The DNR has a fiduciary responsibility to manage the state forestland to provide revenue from timber harvests for trust beneficiaries such as counties, universities and K-12 schools. The agency has also committed to provide habitat for protected species such as the northern spotted owl, the marbled murrelet and salmon. In addition, the DNR provides jobs and other local community benefits. The implementation of the study through the agency's timber sale program is not expected to negatively affect those commitments.
The agency is already trying to balance these objectives through an approach called integrated management. This new experiment will evaluate this approach as well as other options to see the extent to which both ecological and community benefits can be integrated. Defining sustainable management more broadly to include people as part of the ecosystem is new for this forest and as a result, scientists hope the project receives broad support.
"We expect that with this project we will reduce a number of management uncertainties and answer questions about balancing the two main objectives of revenue production and habitat conservation," said Teodora Minkova, research and monitoring manager for the Olympic Experimental State Forest and co-author of the proposal.
The experiment will test four different intensities and spatial patterns of forest management that try to achieve beneficial results for the forest and surrounding communities. The most ambitious track, referred to as the "accelerated approach," introduces innovative ways to harvest trees in the forest, while fostering a productive ecosystem for fish and other critters.

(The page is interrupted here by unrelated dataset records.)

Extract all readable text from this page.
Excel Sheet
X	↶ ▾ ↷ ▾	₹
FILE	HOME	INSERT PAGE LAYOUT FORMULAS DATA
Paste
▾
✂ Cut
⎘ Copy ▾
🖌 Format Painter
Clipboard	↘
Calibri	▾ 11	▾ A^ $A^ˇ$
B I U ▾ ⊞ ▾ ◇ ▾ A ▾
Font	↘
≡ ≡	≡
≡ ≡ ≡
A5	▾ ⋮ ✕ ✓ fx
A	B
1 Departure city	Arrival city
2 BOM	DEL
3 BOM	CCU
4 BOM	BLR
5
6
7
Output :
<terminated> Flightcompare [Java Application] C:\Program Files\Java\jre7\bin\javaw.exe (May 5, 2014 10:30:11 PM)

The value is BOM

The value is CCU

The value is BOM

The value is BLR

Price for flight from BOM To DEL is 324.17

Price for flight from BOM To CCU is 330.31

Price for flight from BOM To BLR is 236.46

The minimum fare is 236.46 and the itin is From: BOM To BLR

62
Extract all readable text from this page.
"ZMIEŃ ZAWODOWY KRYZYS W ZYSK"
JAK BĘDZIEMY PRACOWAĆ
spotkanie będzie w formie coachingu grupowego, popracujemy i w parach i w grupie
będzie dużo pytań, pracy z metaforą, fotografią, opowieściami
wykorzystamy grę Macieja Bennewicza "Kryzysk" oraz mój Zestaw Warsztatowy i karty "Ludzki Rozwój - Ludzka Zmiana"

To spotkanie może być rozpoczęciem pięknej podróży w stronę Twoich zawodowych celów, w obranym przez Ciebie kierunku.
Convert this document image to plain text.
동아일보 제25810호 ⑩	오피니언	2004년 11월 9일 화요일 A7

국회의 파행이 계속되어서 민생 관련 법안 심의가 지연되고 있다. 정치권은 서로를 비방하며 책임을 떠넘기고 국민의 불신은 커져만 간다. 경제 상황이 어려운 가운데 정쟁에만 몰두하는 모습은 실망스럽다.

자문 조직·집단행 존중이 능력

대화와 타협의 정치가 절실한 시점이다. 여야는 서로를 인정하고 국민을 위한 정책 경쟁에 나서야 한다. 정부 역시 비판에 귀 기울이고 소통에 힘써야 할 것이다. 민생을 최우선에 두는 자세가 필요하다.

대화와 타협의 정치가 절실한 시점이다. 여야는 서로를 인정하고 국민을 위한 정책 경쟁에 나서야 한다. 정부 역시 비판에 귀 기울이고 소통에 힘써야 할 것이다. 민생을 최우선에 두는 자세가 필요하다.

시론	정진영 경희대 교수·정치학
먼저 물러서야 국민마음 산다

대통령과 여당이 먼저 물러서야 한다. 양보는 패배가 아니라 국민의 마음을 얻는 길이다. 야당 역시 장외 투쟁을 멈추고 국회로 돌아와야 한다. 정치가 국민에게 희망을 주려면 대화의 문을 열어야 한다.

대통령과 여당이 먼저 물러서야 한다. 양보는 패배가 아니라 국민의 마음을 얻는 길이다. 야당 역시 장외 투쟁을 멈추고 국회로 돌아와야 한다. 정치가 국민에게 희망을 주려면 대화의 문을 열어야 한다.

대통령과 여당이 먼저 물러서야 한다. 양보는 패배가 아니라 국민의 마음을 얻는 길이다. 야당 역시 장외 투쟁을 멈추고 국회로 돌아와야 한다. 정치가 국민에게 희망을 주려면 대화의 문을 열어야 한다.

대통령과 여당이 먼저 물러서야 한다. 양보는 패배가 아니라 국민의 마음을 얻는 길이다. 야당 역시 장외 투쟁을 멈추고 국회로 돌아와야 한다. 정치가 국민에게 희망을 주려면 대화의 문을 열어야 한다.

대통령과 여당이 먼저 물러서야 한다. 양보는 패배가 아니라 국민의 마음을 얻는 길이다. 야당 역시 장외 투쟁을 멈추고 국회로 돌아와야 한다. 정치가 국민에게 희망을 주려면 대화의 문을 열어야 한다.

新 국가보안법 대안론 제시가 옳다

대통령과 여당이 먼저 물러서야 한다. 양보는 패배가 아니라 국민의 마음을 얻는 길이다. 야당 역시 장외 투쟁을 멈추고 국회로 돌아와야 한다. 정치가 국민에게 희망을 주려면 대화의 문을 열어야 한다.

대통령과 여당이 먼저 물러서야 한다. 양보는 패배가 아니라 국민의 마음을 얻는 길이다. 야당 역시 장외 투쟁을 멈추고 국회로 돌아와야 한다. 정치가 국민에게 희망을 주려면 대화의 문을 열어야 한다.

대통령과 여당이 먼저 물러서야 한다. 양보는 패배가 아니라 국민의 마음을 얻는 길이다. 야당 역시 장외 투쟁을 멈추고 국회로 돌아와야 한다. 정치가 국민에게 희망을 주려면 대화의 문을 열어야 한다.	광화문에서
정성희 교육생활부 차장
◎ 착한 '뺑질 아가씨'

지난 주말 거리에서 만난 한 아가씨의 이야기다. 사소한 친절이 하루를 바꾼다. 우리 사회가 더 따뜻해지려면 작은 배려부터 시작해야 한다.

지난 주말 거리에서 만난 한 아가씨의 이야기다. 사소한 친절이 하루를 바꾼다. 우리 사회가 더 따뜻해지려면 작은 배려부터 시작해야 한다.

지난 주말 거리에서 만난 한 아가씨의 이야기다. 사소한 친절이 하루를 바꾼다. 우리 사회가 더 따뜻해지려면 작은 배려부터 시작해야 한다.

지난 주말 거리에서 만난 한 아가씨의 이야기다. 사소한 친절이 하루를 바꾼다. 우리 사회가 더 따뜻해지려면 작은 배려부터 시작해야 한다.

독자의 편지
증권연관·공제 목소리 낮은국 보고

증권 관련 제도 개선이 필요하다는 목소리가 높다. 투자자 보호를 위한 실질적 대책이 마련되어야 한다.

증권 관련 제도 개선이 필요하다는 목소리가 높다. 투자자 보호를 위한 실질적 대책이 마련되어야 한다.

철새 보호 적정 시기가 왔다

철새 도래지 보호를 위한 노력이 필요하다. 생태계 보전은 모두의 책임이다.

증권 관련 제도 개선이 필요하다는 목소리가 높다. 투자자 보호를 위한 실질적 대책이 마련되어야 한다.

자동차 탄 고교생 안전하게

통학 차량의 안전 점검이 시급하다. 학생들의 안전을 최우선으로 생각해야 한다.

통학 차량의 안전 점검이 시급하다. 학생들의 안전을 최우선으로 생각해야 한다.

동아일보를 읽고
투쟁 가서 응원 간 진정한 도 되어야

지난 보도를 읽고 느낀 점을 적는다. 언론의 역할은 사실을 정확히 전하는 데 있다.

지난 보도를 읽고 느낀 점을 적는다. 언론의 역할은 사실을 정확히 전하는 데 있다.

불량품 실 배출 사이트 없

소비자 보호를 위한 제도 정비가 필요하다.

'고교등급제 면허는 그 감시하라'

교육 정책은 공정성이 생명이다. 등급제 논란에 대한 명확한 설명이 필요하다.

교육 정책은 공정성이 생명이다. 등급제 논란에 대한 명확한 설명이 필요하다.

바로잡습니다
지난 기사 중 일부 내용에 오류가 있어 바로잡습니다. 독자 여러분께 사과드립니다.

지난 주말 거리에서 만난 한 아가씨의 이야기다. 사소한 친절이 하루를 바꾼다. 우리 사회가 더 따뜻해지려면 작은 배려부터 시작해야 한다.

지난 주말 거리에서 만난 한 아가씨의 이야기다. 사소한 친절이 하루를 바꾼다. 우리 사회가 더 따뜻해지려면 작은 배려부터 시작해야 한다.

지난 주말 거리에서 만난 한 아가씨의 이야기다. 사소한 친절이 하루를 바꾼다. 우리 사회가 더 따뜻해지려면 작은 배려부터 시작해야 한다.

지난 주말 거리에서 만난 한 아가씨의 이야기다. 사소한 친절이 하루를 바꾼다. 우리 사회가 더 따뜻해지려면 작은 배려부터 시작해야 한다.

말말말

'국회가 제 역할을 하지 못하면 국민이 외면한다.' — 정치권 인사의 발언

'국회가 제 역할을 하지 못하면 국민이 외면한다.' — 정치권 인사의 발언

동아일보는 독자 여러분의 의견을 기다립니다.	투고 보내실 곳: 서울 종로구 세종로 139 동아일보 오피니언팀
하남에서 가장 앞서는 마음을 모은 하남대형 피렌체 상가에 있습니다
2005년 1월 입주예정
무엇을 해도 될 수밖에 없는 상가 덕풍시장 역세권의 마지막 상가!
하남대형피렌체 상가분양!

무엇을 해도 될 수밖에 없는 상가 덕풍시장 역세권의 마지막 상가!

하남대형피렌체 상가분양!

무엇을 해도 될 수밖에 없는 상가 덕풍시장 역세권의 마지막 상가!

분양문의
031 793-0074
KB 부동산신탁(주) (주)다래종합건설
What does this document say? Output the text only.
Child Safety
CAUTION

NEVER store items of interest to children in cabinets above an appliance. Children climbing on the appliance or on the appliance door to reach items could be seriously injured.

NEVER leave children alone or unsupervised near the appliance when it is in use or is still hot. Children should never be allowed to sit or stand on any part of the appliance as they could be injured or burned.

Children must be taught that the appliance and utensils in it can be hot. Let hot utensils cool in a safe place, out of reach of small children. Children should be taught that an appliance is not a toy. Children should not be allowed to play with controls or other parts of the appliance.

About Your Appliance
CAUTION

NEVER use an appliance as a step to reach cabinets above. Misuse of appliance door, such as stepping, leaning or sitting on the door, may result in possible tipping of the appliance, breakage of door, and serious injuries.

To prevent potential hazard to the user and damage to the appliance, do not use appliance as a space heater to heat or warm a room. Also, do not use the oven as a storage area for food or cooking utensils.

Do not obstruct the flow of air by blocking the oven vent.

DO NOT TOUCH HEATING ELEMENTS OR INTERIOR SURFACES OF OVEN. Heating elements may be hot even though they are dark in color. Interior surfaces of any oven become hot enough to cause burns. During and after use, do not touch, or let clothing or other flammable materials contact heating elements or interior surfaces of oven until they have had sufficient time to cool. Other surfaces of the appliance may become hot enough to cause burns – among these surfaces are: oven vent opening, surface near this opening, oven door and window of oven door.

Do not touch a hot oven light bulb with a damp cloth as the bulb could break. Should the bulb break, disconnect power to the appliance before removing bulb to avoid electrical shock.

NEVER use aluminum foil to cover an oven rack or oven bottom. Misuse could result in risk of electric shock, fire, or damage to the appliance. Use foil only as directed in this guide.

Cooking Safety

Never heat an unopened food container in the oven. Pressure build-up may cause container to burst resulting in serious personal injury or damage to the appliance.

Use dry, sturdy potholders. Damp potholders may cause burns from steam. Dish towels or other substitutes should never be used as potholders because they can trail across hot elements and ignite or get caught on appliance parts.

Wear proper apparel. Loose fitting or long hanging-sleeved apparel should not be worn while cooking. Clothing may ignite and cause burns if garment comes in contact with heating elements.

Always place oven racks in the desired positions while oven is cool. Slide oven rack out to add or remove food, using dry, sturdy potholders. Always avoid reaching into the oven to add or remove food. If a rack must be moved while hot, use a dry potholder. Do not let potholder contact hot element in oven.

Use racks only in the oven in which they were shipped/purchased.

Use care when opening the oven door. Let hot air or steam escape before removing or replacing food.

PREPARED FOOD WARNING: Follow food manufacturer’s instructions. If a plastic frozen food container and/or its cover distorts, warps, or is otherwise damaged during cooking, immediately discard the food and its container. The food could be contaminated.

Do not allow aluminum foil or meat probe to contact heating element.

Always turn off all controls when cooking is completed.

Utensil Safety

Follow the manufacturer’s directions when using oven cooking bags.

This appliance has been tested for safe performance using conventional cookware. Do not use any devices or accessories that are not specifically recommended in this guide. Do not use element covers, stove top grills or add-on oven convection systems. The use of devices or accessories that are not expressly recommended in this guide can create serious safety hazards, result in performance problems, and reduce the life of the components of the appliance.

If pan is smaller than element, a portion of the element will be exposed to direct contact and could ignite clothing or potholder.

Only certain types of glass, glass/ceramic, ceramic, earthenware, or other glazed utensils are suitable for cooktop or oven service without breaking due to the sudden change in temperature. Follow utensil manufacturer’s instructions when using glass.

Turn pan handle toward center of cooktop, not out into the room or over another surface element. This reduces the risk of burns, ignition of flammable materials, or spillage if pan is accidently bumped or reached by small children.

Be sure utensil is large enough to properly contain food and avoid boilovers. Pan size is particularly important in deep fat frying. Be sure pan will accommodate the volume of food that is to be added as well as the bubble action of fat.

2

For example, more intense forest thinning will be combined with techniques to improve trees' ability to withstand strong wind. This will allow for extracting timber without increasing the risk of wind damage to the remaining trees. Another idea is to intersperse red alder trees with conifers, leaving the evergreen trees to grow old and tall, while harvesting fast-growing alder more frequently.
Introducing more hardwood species like alder into the conifer-dominated peninsula forests could also benefit salmon and other animals, Bormann explained. Hardwood plants and trees drop lots of leaves, branches and flower parts into streams, which provide the main fuel for the food chain that nourishes young salmon before they head out to sea. Elk and other mammals also feed on alders and other shrubs that proliferate when the conifers in a forest are reduced.
"We think we can greatly improve the diversity in the forest as well as the food supply, and we want to test if certain management strategies can produce larger juvenile salmon," Bormann said.
The experiment also considers logistics and mechanics related to timber harvesting and will test innovative approaches to reduce costs and environmental impacts. Often derelict forest roads must be repaired to be able to transport logs—costing an estimated $100,000 per mile—and a proposed alternative might save money by laying down wooden mats on top of the gravel roads as a temporary, reusable drivable surface.
Another innovative option is to deploy Scandinavian cable systems from roads to more efficiently thin dense forest patches.
The study plan will go through scientific review this summer and the scientists hope to begin the first 10-year leg of their experiment in 2018. Results will begin coming in shortly afterward, particularly the economic and operational feasibility comparisons, Minkova said.
"The DNR intends to use the study findings more broadly across all state lands in Washington and we expect the new information will be useful to other land managers in the Pacific Northwest," she said.